FDA looks for cancer link to breast implant patients
Rare lymphoma slightly less so among recipients
WASHINGTON — The Food and Drug Administration said yesterday it is investigating a possible association between breast implants and a rare type of cancer called anaplastic large cell lymphoma (ALCL).
While any link to cancer is worrisome, the increased risk among women with implants, if real, is very small, the agency said. “We’ve identified 60 cases of ALCL in the breast among an estimated 5 [million] to 10 million with breast implants worldwide,’’ Dr. William Maisel, chief scientist and deputy director for science in the FDA’s Center for Devices and Radiological Health, said at a news conference.
That particular cancer, though, normally occurs in the breast in only three women in 100 million, so the dozens of extra cases — in women who had either saline or silicone implants for augmentation or reconstruction — that the FDA has collected in its database and from reviewing published case reports point to potential trouble.
“I think it’s a true association; we just don’t find this kind of thing occurring spontaneously in the breast,’’ said Dr. Bruce Chabner, an oncologist and director of clinical research at the Massachusetts General Hospital Cancer Center. Chabner, a paid consultant for implant maker
The FDA is calling on plastic surgeons to report any diagnoses of ALCL in women with breast implants, but Maisel emphasized that only women who are having trouble with their implants — pain, lumps, swelling, or asymmetry — need to see their doctor for further evaluation.
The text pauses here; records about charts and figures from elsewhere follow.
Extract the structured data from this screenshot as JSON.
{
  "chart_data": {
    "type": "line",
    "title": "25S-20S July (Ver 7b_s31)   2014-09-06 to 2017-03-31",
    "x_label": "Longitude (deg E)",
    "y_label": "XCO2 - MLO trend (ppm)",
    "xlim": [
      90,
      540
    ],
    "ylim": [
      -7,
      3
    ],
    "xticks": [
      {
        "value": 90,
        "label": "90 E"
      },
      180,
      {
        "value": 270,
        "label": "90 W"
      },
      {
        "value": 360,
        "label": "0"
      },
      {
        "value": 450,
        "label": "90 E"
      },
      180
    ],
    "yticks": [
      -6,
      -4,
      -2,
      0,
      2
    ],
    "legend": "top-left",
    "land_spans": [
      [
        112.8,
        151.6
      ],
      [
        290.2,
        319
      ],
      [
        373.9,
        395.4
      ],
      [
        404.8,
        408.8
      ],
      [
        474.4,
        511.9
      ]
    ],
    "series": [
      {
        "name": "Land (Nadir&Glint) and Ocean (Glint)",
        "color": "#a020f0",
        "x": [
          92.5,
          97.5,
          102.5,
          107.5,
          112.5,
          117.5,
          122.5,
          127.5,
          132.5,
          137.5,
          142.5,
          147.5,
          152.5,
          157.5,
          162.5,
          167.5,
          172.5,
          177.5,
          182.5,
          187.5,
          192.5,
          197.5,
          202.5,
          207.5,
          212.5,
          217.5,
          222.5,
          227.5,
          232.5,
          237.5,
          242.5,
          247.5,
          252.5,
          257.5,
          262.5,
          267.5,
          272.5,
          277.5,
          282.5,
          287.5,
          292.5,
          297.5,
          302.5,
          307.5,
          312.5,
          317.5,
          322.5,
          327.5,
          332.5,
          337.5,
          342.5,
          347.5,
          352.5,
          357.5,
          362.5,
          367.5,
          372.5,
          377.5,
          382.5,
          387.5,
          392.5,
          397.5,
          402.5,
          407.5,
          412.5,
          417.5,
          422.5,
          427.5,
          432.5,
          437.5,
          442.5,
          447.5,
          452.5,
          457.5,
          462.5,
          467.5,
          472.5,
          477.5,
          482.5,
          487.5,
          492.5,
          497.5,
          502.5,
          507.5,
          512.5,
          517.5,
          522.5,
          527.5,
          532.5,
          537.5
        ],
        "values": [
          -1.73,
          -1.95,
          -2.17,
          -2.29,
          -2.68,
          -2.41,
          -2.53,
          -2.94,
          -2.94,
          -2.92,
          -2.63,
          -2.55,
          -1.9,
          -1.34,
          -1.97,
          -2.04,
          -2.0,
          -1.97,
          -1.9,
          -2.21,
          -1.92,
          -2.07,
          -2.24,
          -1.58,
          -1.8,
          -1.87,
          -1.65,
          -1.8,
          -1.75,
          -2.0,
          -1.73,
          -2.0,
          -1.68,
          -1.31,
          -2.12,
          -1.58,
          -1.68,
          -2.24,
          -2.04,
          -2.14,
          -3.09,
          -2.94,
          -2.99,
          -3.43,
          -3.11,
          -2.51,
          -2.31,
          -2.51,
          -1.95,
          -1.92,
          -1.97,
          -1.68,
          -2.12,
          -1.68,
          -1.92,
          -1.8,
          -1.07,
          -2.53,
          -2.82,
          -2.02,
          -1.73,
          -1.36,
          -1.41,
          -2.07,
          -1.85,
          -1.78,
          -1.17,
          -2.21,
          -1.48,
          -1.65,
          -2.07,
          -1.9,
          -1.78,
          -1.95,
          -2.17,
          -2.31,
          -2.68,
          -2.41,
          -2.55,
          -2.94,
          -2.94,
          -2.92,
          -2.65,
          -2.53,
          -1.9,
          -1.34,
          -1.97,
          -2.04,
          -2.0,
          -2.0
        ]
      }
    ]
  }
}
If symptoms are determined to be caused by excess fluid around the implant, the FDA recommends that surgeons take a small sample and send it to a pathology lab for testing, said Maisel. But he said that “women with no symptoms just require routine follow-up and don’t need prophylactic removal of their implants.’’
Breast implants — once blamed for autoimmune disorders and other systemic diseases — are largely viewed by the medical community as safe and much improved since they were first introduced nearly 50 years ago. They are used for cosmetic augmentation but also by breast cancer patients who opt for reconstruction after a mastectomy.
“This report is obviously concerning, but I wouldn’t discourage my patients from getting implants for this reason,’’ said Mehra Golshan, director of breast surgical services at the Dana-Farber Cancer Institute in Boston. Still, women should be told about the possible association, he said, and should factor it in when considering their options for breast reconstruction.
In a statement, Allergan said it supports the FDA’s stance and its recommendations to patients and doctors; the company said it will “continue all efforts to collect and analyze further information about the very rare occurrence of ALCL in patients with breast implants.’’
Mentor Worldwide, the other implant maker, said in a statement that it also “concurs with the FDA’s position.’’
Most likely, the FDA will receive more reports of ALCL cases in women with implants, and Chabner said those will be vital for determining just how the implants might trigger lymphoma and what the best course of treatment is for this rare cancer.
One study suggests implants could lead to mutations in the ALK gene, which is associated with anaplastic lymphomas, while case reports reviewed by Chabner indicate the cancers may be less aggressive than typical ALCL. Often, he said, they were successfully treated simply by removing the implant, fluid, and surrounding scar tissue. Only one of the cancers he reviewed become life-threatening.
Maisel said the FDA is requiring the two implant manufacturers to continue safety studies, including one with more than 40,000 patients. The American Society of Plastic Surgeons announced that it is establishing a national registry for breast implants in collaboration with the FDA to monitor safety issues.